Tools: Jupiter Notebook | Python: Pandas | NumPy | Matplotlib | Seaborn | SciPy
Introduction
This Exploratory Data Analysis (EDA) project examines compensation, skills, demographics, and work patterns among IT professionals. Using a cleaned, annualized-salary dataset filtered for full-time, USD-denominated responses and with multi-valued fields (e.g., programming languages) normalized, the analysis aims to reveal actionable insights for hiring managers, data practitioners, and professionals planning career moves.
Objectives
- Identify the most popular programming languages among IT professionals.
- Analyze average salaries and key income statistics (mean, median, percentiles, dispersion).
- Explore age distribution and demographic patterns across the workforce.
- Provide statistical summaries of working hours for part-time and full-time professionals.
- Examine relationships between income and factors such as working hours, age, education, experience, role, and skills.
- Determine the most popular databases used by IT professionals.
Methodology
- Descriptive statistics: compute counts, mean, median, standard deviation, IQR, and percentiles for numeric variables.
- Frequency analysis: rank programming languages and databases by prevalence; report counts and proportions.
- Distributional analysis: histograms, density plots, and boxplots for salaries, ages, and working hours; stratify by role, employment type, and region.
- Comparative analysis: group-by and pivot tables to compare median/mean salaries across categories (language, database, education level, role).
- Correlation & modeling: correlation matrices and scatterplots to inspect linear relationships; regression or tree-based models to quantify the effect of predictors (hours, age, education, skills) on income, controlling for confounders.
- Statistical testing: ANOVA or non-parametric equivalents to test salary differences across groups; significance thresholds and effect size reporting.
- Visualization & dashboarding: interactive plots and filters to enable drill-downs (by location, experience, role, language, database).
Expected Insights
- Top programming languages and databases used across the industry.
- Typical compensation ranges and which skills, roles, or demographics associate with higher pay.
- How age and working hours correlate with income and career stage.
- Evidence-based recommendations for skill development, hiring priorities, and compensation benchmarking.
Dataset:
Our data set is a survey works among IT professional , collected and published in the link below.
“https://api.example.com/data”
It has 11551 records and 84 columns. (11552, 85)
1. Identify the most popular programming languages among IT professionals.
There are unique 28 programming languages , the top most popular ones are:
- JavaScript
- HTML/CSS
- SQL
- Bash/Shell/PowerShell
- Python

2. Analyze earning among IT professionals.

count 3,125.00
mean 152,928.26
std 207,792.90
min 38,272.00
25% 84,000.00
50% 106,000.00
75% 140,000.00
max 1,664,000.00
1. Central Tendency (The “Middle”)
- Mean (152,928.26): The arithmetic average of all values.
- 50% / Median (106,000.00): The exact middle value when the data is sorted.
- Interpretation: Because the mean is much higher than the median, your data is right-skewed (positively skewed).
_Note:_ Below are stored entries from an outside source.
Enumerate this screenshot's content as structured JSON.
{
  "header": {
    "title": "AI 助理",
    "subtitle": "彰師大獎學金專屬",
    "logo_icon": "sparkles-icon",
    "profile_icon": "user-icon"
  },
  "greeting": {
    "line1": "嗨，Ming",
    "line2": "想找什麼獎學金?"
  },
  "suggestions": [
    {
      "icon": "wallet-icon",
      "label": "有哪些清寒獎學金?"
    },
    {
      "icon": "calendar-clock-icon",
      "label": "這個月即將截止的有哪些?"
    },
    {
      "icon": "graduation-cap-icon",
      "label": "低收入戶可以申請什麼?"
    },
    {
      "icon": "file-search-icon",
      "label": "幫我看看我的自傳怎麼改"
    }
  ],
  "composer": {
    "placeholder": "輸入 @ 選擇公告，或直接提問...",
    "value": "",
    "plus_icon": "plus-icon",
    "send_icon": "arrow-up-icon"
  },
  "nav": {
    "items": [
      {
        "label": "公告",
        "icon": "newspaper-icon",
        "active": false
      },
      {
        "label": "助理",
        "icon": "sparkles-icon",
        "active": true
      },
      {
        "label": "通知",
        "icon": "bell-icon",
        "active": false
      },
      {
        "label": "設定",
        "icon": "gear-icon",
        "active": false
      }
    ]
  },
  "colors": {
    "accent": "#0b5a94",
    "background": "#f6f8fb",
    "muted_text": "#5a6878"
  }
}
This typically occurs when a few very large values pull the average up, while most data points remain lower.
2. Spread and Variability
- Std (Standard Deviation: 207,792.90): This measures how far, on average, data points are from the mean. A standard deviation larger than the mean itself indicates extremely high variability and inconsistency.
- Min (38,272.00) & Max (1,664,000.00): These define the total range. The massive gap between the max and the 75th percentile (140k vs. 1.66M) confirms the presence of significant outliers at the high end.
3. Distribution Percentiles (Quartiles)
- 25% (84,000.00): One-quarter of your data is below this value.
- 75% (140,000.00): Three-quarters of your data is below this value, meaning the top 25% of your data starts at 140,000.
- Interquartile Range (IQR): The middle 50% of data falls between 84,000 and 140,000.
3. Explore the age distribution among IT professionals.
Summary statistics.
- Mean: 30.77
- Std (standard deviation): 7.37
- Min: 16.00
- 25% (first quartile, Q1): 25.00
- 50% (median, Q2): 29.00
- Max: 72.00
- 75% (third quartile, Q3): 35.00

4. Provide statistical information on working hours for part-time and full-time IT professionals.

Reading into dataset:
The Max of 1,012.00 hours is mathematically impossible (there are only 168 hours in a week). This indicates “noisy” data or data entry errors in the dataset.
Similar to the full-time data, the Max of 375.00 hours is impossible for a single week, suggesting errors in the source data.
Full-time workers are a much larger group in this data and center strictly around a 40-hour week. Part-time workers have a much broader distribution relative to their average, typically working between 20 and 35 hours.
After applying outlier treatment:


5. Determine the most popular databases among IT professionals.
There are 13 unique databases , the top most popular ones are:
MySQL
Microsoft SQL Server
PostgreSQL
SQLite
MongoDB

6. Examine the relationship between income and various factors such as working hours, age, education, and other variables.
Top 3 Insights From the Pair Plot Below:
- Experience Variables Are Strongly Correlated
- YearsCode, YearsCodePro, and Age move together in clear linear patterns.
- This confirms that experience‑related fields are consistent and reinforce each other.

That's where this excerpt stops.